Quando restare fuori è la mossa più forte
Esiste un tipo di forza che appare solo in assenza. I brand con un’identità chiara acquistano autorità proprio perché non sono presenti in tutto. La selettività comunica fiducia: chi non ha bisogno di ogni tendenza dimostra di avere il proprio terreno.
Restarne fuori protegge anche una risorsa scarsa, l'attenzione del pubblico per quando hai effettivamente qualcosa da dire. Se il marchio entra in ogni onda, diventa rumore di fondo. Quando finalmente parla di qualcosa che conta, nessuno riesce a distinguere il segnale.
C’è anche un guadagno di credibilità interna. I team che vedono la leadership rifiutare le tendenze facili imparano che la regola è la coerenza, non l’opportunismo. Ciò cambia l'intera cultura della creazione e si collega alla logica del [costruire in pubblico] con coerenza piuttosto che con spasmi di visibilità.
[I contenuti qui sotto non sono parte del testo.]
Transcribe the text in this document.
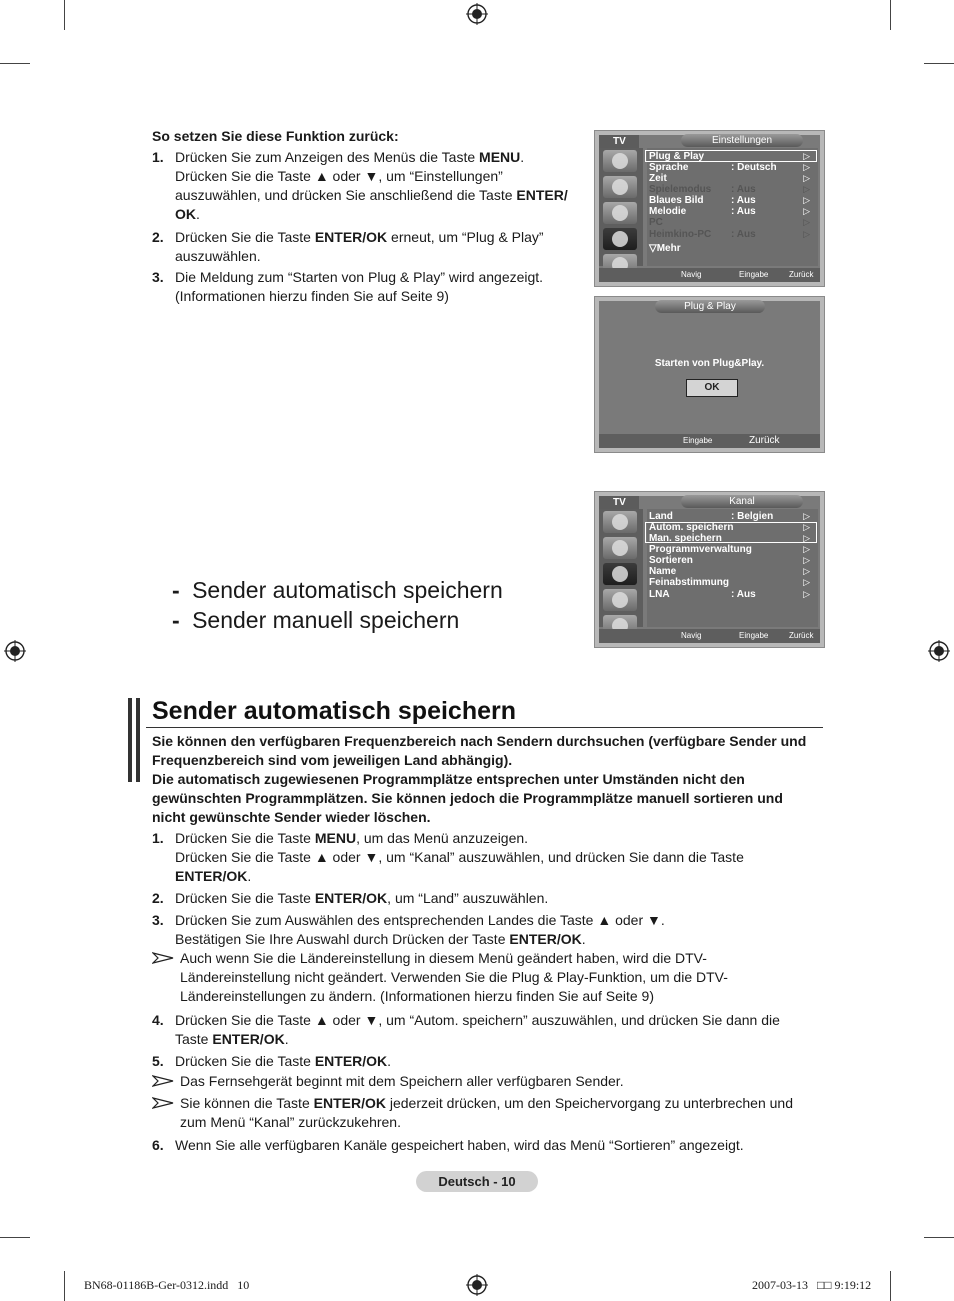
So setzen Sie diese Funktion zurück:
1. Drücken Sie zum Anzeigen des Menüs die Taste MENU.
Drücken Sie die Taste ▲ oder ▼, um “Einstellungen”
auszuwählen, und drücken Sie anschließend die Taste ENTER/
OK.
2. Drücken Sie die Taste ENTER/OK erneut, um “Plug & Play”
auszuwählen.
3. Die Meldung zum “Starten von Plug & Play” wird angezeigt.
(Informationen hierzu finden Sie auf Seite 9)
TV	Einstellungen
Plug & Play	▷
Sprache	: Deutsch	▷
Zeit	▷
Spielemodus : Aus	▷
Blaues Bild	: Aus	▷
Melodie	: Aus	▷
PC	▷
Heimkino-PC : Aus	▷
▽Mehr
Navig	Eingabe	Zurück
Plug & Play
Starten von Plug&Play.
OK
Eingabe	Zurück
TV	Kanal
Land	: Belgien	▷
Autom. speichern	▷
Man. speichern	▷
Programmverwaltung	▷
Sortieren	▷
Name	▷
Feinabstimmung	▷
LNA	: Aus	▷
Navig	Eingabe	Zurück
- Sender automatisch speichern
- Sender manuell speichern
Sender automatisch speichern
Sie können den verfügbaren Frequenzbereich nach Sendern durchsuchen (verfügbare Sender und
Frequenzbereich sind vom jeweiligen Land abhängig).
Die automatisch zugewiesenen Programmplätze entsprechen unter Umständen nicht den
gewünschten Programmplätzen. Sie können jedoch die Programmplätze manuell sortieren und
nicht gewünschte Sender wieder löschen.
1. Drücken Sie die Taste MENU, um das Menü anzuzeigen.
Drücken Sie die Taste ▲ oder ▼, um “Kanal” auszuwählen, und drücken Sie dann die Taste
ENTER/OK.
2. Drücken Sie die Taste ENTER/OK, um “Land” auszuwählen.
3. Drücken Sie zum Auswählen des entsprechenden Landes die Taste ▲ oder ▼.
Bestätigen Sie Ihre Auswahl durch Drücken der Taste ENTER/OK.
Auch wenn Sie die Ländereinstellung in diesem Menü geändert haben, wird die DTV-
Ländereinstellung nicht geändert. Verwenden Sie die Plug & Play-Funktion, um die DTV-
Ländereinstellungen zu ändern. (Informationen hierzu finden Sie auf Seite 9)
4. Drücken Sie die Taste ▲ oder ▼, um “Autom. speichern” auszuwählen, und drücken Sie dann die
Taste ENTER/OK.
5. Drücken Sie die Taste ENTER/OK.
Das Fernsehgerät beginnt mit dem Speichern aller verfügbaren Sender.
Sie können die Taste ENTER/OK jederzeit drücken, um den Speichervorgang zu unterbrechen und
zum Menü “Kanal” zurückzukehren.
6. Wenn Sie alle verfügbaren Kanäle gespeichert haben, wird das Menü “Sortieren” angezeigt.
Deutsch - 10
BN68-01186B-Ger-0312.indd   10	2007-03-13   □□ 9:19:12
La differenza tra leggere la cultura e copiarla
Non sto sostenendo l'isolamento. Comprendere la cultura del caos, la Generazione Alpha e le nuove norme sui contenuti è l'obbligo di qualsiasi leader di marchio. Leggere la cultura è un dovere. Copiarlo senza filtro è un'abdicazione.
Un brand maturo osserva il movimento, capisce perché risuona, identifica ciò che risuona con la propria essenza e scarta il resto senza sensi di colpa. Tratta le tendenze come materia prima, non come un copione da seguire esattamente.
Il caos può anche entrare dalla porta, purché ci si sieda al tavolo rispettando le regole della casa. Ciò che non si può fare è che la casa entri nel caos pensando che rimarrà giovane.
Se sei tu a guidare il brand e la comunicazione, trasforma ogni tendenza in una decisione consapevole, non in un riflesso. Prima della prossima ondata, scrivi in una frase chi è il tuo marchio quando nessuno ti guarda. Questa frase è il tuo filtro e vale più di qualsiasi intervallo di picco.